To meet the demand for NPV from various on-farm locations the collaborative approach has successfully launched seven village-level NPV production units to strengthen eco-friendly crop protection.

Chickpea and pigeonpea IPM farmers harvested six-fold increase in yield through better management of pests with 6-100% reduction in pesticide usage across the locations. Thus the impact of this project resulted in terms of savings in plant protection, higher yields and stability in income.

Chickpea in the Ganges Delta threatened

Millions of small holding farmers from the fertile lower Ganges delta of Nepal and Bangladesh are reluctantly abandoning chickpea due to severe pressure from botrytis gray mold (BGM) disease and the Helicoverpa pod borer. Recent surveys by ICRISAT, ICAR (India), BARI (Bangladesh), and NARC (Nepal), Indicated the availability of affordable solutions (e.g., seeds of high yielding chickpea variety, IPM techniques, better timing of sowing, optimal tillage, fertility management), but they require modest investments in inputs and more awareness among farmers. ICRISAT in partnership with NARS involved to generate and disseminate such information, bringing hope to farm families.

ICRISAT in partnership with NARC and farmers launched a large scale program on on-farm IPM of chickpea. During 1998-99 postrainy season one hundred and ten and during 1999-2000, 550 farmers from the villages of Banke, Bardia, Nawalparasi, and Sirha districts in Nepal, participated in these on-farm experiments. Avarodhi an improved chickpea cultivar from Indian Institute of Pulses Research (IIPR), Kanpur, ICAR was used in these trials. Based on BGM incidence and pod borer infestation, fungicide Bavistin and insecticide Endosulfan was sprayed once to control BGM and pod borer. The incidence of disease and pest was significantly reduced. Farmers have harvested 2 to 2.5 tonnes per ha of chickpea following the IPM practices. There was 2-6 fold increase in grain weight in IPM plots over farmer's practice. This methodology of participatory research was highly appreciated by all partners, especially by farmers as it has helped them in regaining their confidence in growing a healthy crop of chickpea in areas which were left un-sown after paddy harvest.

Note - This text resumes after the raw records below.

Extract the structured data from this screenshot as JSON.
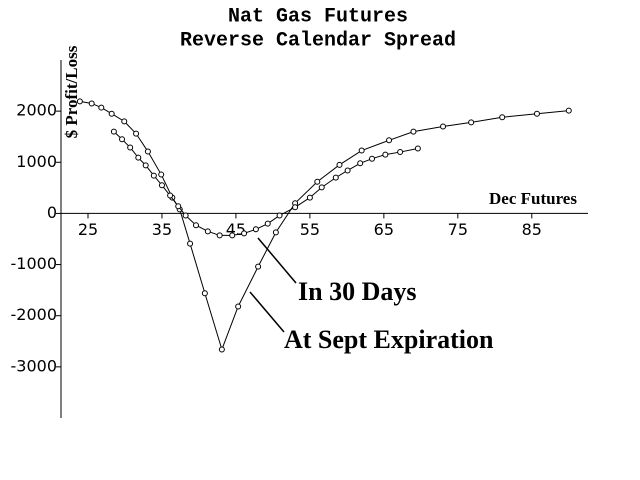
{
  "chart_data": {
    "type": "line",
    "title": "Nat Gas Futures",
    "subtitle": "Reverse Calendar Spread",
    "x_label": "Dec Futures",
    "y_label": "$ Profit/Loss",
    "annotations": [
      "In 30 Days",
      "At Sept Expiration"
    ],
    "xlim": [
      21.35,
      92.6
    ],
    "ylim": [
      -4000,
      3000
    ],
    "xticks": [
      25,
      35,
      45,
      55,
      65,
      75,
      85
    ],
    "yticks": [
      -3000,
      -2000,
      -1000,
      0,
      1000,
      2000
    ],
    "series": [
      {
        "color": "#000000",
        "x": [
          23.9,
          25.5,
          26.8,
          28.2,
          29.9,
          31.5,
          33.1,
          34.9,
          36.4,
          37.4,
          38.8,
          40.8,
          43.1,
          45.3,
          48.0,
          50.4,
          53.0,
          56.0,
          59.0,
          62.0,
          65.7,
          69.0,
          73.0,
          76.8,
          81.0,
          85.7,
          90.0
        ],
        "values": [
          2190,
          2150,
          2070,
          1950,
          1800,
          1560,
          1210,
          760,
          310,
          80,
          -590,
          -1560,
          -2660,
          -1820,
          -1040,
          -370,
          200,
          620,
          950,
          1230,
          1430,
          1600,
          1700,
          1780,
          1880,
          1950,
          2010
        ]
      },
      {
        "color": "#000000",
        "x": [
          28.5,
          29.6,
          30.7,
          31.8,
          32.8,
          33.9,
          35.0,
          36.1,
          37.2,
          38.2,
          39.6,
          41.2,
          42.8,
          44.5,
          46.1,
          47.7,
          49.3,
          50.9,
          53.0,
          55.0,
          56.6,
          58.5,
          60.1,
          61.8,
          63.4,
          65.2,
          67.2,
          69.6
        ],
        "values": [
          1600,
          1450,
          1290,
          1090,
          940,
          740,
          550,
          350,
          140,
          -40,
          -230,
          -350,
          -430,
          -430,
          -390,
          -310,
          -200,
          -40,
          120,
          310,
          510,
          700,
          840,
          980,
          1070,
          1150,
          1200,
          1270
        ]
      }
    ]
  }
}
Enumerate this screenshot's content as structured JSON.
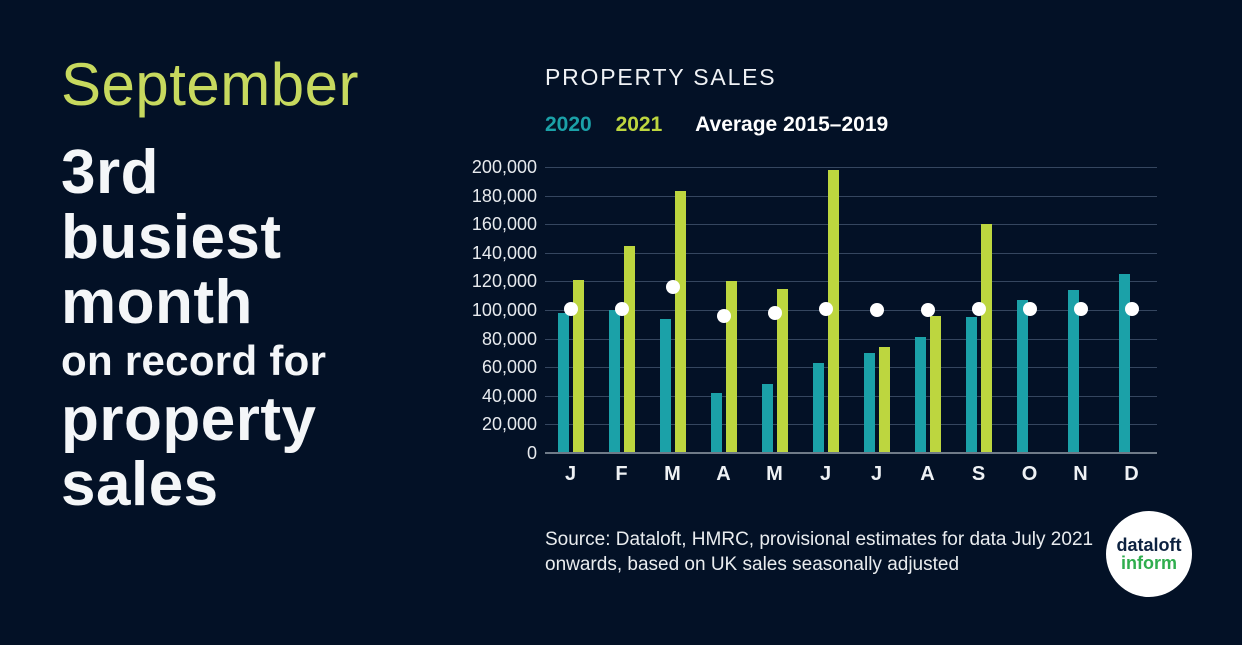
{
  "page": {
    "background_color": "#031126",
    "text_color": "#f4f6f8"
  },
  "headline": {
    "month_word": "September",
    "month_word_color": "#c7d95e",
    "line_3rd": "3rd",
    "line_busiest": "busiest",
    "line_month": "month",
    "line_on_record": "on record for",
    "line_property": "property",
    "line_sales": "sales"
  },
  "chart": {
    "title": "PROPERTY SALES"
  },
  "chart_data": {
    "type": "bar",
    "title": "PROPERTY SALES",
    "categories": [
      "J",
      "F",
      "M",
      "A",
      "M",
      "J",
      "J",
      "A",
      "S",
      "O",
      "N",
      "D"
    ],
    "series": [
      {
        "name": "2020",
        "render": "bar",
        "color": "#1ba1a8",
        "values": [
          98000,
          100000,
          94000,
          42000,
          48000,
          63000,
          70000,
          81000,
          95000,
          107000,
          114000,
          125000
        ]
      },
      {
        "name": "2021",
        "render": "bar",
        "color": "#bdd63f",
        "values": [
          121000,
          145000,
          183000,
          120000,
          115000,
          198000,
          74000,
          96000,
          160000,
          null,
          null,
          null
        ]
      },
      {
        "name": "Average 2015–2019",
        "render": "dot",
        "color": "#ffffff",
        "values": [
          101000,
          101000,
          116000,
          96000,
          98000,
          101000,
          100000,
          100000,
          101000,
          101000,
          101000,
          101000
        ]
      }
    ],
    "ylim": [
      0,
      200000
    ],
    "ytick_step": 20000,
    "grid": true,
    "gridline_color": "#35465f",
    "baseline_color": "#6f7b88",
    "legend_position": "top",
    "xlabel": "",
    "ylabel": ""
  },
  "source": {
    "line1": "Source: Dataloft, HMRC, provisional estimates for data July 2021",
    "line2": "onwards, based on UK sales seasonally adjusted"
  },
  "logo": {
    "line1": "dataloft",
    "line2": "inform",
    "circle_color": "#ffffff",
    "line1_color": "#0d2240",
    "line2_color": "#2fae4e"
  }
}
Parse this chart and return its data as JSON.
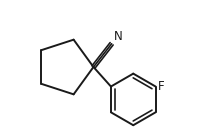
{
  "bg_color": "#ffffff",
  "line_color": "#1a1a1a",
  "line_width": 1.4,
  "font_size_label": 8.5,
  "N_label": "N",
  "F_label": "F",
  "figsize": [
    2.12,
    1.34
  ],
  "dpi": 100,
  "xlim": [
    0.0,
    1.0
  ],
  "ylim": [
    0.05,
    0.95
  ]
}
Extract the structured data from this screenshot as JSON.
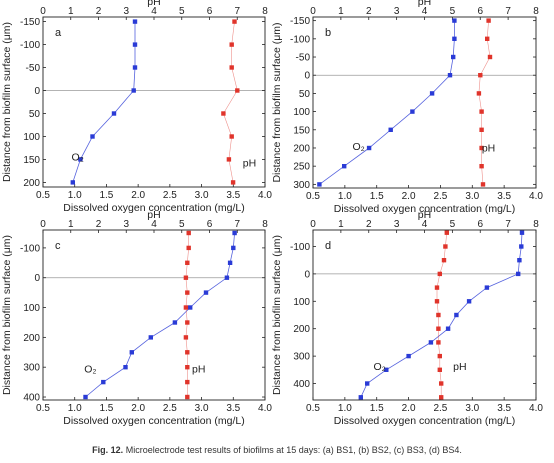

All project partners, especially farmers were given adequate training in crop and pest management with special emphasis on on-farm IPM. Additionally six graduate students were housed in this project to generate basic information on the role of various IPM components to strengthen future activities.

Since this project has shown promising results through efficient partnerships it is envisaged to extend this technology to the needy farmers of southern Asia and eastern Africa where pigeonpea and chickpea are important, highlighting the importance of village-based IPM rather than crop or individual pest/disease-based approach. Through this participatory approach resource poor farmers in this region can increase their incomes through increased production of protein rich chickpea and pigeonpea crops on marginal lands and also contribute substantially towards the noble cause of protecting the environment for our next generations.